Adanya larangan dalam Pasal 66 diatas, juga diperjelas dan dipertegas lagi oleh Permenakertrans
pada Bab III Pasal 17 ayat 3 yang menyebutkan bahwa => kegiatan jasa penunjang
sebagaimana dimaksud pada ayat 20, meliputi:
- usaha pelayanan kebersihan (cleaning servive);
- usaha penyediaan makanan bagi pekerja/ buruh (catering);
- usaha tenaga pengaman (security/ satuan pengamanan);
- usaha jasa penunjang di pertambangan dan perminyakan;
- usaha penyediaan angkutan bagi pekerja atau buruh;
Namun
dalam realitasnya, masih banyak terjadi pelanggaran atas ketentuan pasal-pasal yang mengatur
syarat-syarat outsourcing terutama terhadap diterapkannya outsourcing pada
pekerjaan utama (core business) bukan
pekerjaan penunjang sebagaimana diatur dalam hubungan industrial pancasila di dalam hukum ketenagakerjaan yang telah
ada.
Hal
ini disebabkan klasifikasi terhadap pekerjaan utama dan pekerjaan penunjang (non-core
business),
dalam praktik di lapangan jenis pekerjaan yang dapat dikategorikan sebagai
pekejaan utama maupun penunjang sangat dinamis dan belum ada standar baku untuk menentukan
jenis pekerjaan apa saja dalam suatu perusahaan dapat digolongkan sebagai
pekerjaan penunjang atau inti/utama. Sehingga, tidak dapat dipungkiri
klasifikasi yang disebutkan oleh ketentuan yang telah dibuat oleh pemerintah
dalam praktik masih banyak diabaikan dan tidak dilaksanakan sebab pemahaman pekerjaan penunjang
versi perusahaan tidaklah sesederhana yang telah disebut dalam aturan yang berlaku. Disamping itu,
muncul persoalan
rumit yaitu dalam
hal
penegakan
hukum ketenagakerjaan untuk masalah outsourcing ini, dimana sebelumnya sudah banyak para ahli dan
pakar yang memprediksikan
akan
terjadi keruetan ditingkat pelaksanaannya.

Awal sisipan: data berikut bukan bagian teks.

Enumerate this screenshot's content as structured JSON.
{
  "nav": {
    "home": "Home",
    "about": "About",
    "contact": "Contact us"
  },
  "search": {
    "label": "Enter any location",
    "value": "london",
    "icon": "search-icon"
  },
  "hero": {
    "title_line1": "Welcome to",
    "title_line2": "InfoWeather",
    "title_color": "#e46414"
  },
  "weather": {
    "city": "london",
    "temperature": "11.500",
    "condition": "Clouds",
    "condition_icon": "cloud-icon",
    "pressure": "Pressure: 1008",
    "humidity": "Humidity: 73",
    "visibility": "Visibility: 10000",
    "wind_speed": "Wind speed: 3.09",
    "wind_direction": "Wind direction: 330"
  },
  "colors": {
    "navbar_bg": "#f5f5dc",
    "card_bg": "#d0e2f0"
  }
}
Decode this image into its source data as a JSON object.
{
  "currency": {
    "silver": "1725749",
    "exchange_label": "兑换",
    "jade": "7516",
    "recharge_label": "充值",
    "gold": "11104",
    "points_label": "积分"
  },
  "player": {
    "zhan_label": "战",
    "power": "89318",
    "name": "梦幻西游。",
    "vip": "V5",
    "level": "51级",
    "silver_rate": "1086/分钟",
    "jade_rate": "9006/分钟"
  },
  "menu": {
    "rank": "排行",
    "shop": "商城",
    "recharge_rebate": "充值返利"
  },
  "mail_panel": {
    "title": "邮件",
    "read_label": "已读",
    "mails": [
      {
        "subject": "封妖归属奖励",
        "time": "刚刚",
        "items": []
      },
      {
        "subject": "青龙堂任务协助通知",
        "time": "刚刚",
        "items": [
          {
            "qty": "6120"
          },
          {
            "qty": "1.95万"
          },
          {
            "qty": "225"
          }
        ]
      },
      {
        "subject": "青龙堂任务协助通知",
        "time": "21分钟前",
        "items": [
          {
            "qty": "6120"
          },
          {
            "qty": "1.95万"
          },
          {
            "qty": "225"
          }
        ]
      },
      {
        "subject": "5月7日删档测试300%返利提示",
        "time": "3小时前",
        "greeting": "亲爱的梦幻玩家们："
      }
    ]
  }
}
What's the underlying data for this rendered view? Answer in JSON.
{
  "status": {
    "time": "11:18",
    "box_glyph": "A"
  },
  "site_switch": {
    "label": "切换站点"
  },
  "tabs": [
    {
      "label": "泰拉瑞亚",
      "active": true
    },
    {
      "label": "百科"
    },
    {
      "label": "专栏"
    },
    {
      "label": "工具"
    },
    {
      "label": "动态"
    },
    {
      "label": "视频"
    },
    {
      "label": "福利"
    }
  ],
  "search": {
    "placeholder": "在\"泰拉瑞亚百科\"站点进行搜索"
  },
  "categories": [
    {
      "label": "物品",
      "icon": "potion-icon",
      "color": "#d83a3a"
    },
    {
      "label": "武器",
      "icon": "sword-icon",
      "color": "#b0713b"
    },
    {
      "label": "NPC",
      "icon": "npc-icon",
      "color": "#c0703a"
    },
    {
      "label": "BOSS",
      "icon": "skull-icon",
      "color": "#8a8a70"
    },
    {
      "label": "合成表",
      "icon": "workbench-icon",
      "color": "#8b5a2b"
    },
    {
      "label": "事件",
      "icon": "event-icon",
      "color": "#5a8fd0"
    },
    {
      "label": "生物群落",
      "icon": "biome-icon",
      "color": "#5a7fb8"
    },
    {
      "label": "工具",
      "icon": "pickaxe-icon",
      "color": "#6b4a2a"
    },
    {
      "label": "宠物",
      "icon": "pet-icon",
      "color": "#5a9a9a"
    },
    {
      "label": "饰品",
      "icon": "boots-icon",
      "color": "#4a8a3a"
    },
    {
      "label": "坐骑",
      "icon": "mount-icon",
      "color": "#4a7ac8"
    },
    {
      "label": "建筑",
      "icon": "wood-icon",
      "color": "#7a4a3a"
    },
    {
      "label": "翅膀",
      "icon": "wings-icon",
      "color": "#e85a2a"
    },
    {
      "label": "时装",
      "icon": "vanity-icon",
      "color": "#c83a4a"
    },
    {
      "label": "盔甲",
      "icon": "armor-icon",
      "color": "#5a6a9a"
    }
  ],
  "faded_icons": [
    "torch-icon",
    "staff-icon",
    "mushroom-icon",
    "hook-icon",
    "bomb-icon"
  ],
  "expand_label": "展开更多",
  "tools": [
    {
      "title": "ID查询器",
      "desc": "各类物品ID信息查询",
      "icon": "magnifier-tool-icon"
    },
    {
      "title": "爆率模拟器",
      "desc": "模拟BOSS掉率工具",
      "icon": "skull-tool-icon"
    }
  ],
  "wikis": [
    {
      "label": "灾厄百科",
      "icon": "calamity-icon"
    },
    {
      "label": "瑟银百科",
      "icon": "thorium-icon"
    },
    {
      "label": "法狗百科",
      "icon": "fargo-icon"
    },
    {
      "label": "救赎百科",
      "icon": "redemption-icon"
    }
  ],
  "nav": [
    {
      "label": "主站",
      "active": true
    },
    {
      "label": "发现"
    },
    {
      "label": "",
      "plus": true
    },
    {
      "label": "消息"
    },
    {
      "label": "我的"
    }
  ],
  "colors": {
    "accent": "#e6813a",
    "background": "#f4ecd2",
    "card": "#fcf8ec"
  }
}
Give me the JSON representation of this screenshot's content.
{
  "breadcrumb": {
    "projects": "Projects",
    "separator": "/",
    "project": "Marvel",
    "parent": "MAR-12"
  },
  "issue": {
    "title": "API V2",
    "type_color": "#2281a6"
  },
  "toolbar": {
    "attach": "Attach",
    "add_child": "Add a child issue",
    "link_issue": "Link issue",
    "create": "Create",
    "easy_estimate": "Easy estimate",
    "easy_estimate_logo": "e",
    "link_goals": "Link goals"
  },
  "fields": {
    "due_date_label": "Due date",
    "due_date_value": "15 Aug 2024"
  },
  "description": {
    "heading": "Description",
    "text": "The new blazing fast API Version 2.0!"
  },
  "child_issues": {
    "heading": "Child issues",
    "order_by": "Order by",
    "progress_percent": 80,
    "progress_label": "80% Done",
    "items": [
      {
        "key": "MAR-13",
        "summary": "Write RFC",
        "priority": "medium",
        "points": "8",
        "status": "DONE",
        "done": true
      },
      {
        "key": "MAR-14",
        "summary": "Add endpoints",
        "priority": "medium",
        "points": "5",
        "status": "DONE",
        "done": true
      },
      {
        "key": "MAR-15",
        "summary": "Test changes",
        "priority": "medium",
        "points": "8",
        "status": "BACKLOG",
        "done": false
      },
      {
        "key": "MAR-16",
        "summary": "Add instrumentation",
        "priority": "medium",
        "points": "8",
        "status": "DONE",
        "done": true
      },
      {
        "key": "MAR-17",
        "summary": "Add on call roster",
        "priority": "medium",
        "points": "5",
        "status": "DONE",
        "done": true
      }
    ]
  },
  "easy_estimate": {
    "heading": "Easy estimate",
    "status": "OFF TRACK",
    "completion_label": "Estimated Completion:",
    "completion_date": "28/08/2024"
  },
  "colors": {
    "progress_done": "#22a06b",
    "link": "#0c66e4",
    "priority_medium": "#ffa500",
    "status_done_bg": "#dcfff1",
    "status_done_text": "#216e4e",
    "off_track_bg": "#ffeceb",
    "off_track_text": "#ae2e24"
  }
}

Terbitnya regulasi yang baru-baru ini dilahirkan oleh pemerintah
hanya terkesan untuk menenangkan dan meninabobokan gerakan serikat pekerja/buruh dan meredam adanya tuntutan tajam dari
serikat pekerja/buruh yang meminta pemerintah segera meniadakan pemberlakukan sistem outsourcing. Padahal sistem ini selain
dilindungi undang-undang perburuhan, dalam faktanya sistem outsourcing ini juga adalah keperluan permintaan pasar tenaga kerja, mengingat di berbagai
negara maju dan berkembang telah banyak pula yang mempraktikkannya.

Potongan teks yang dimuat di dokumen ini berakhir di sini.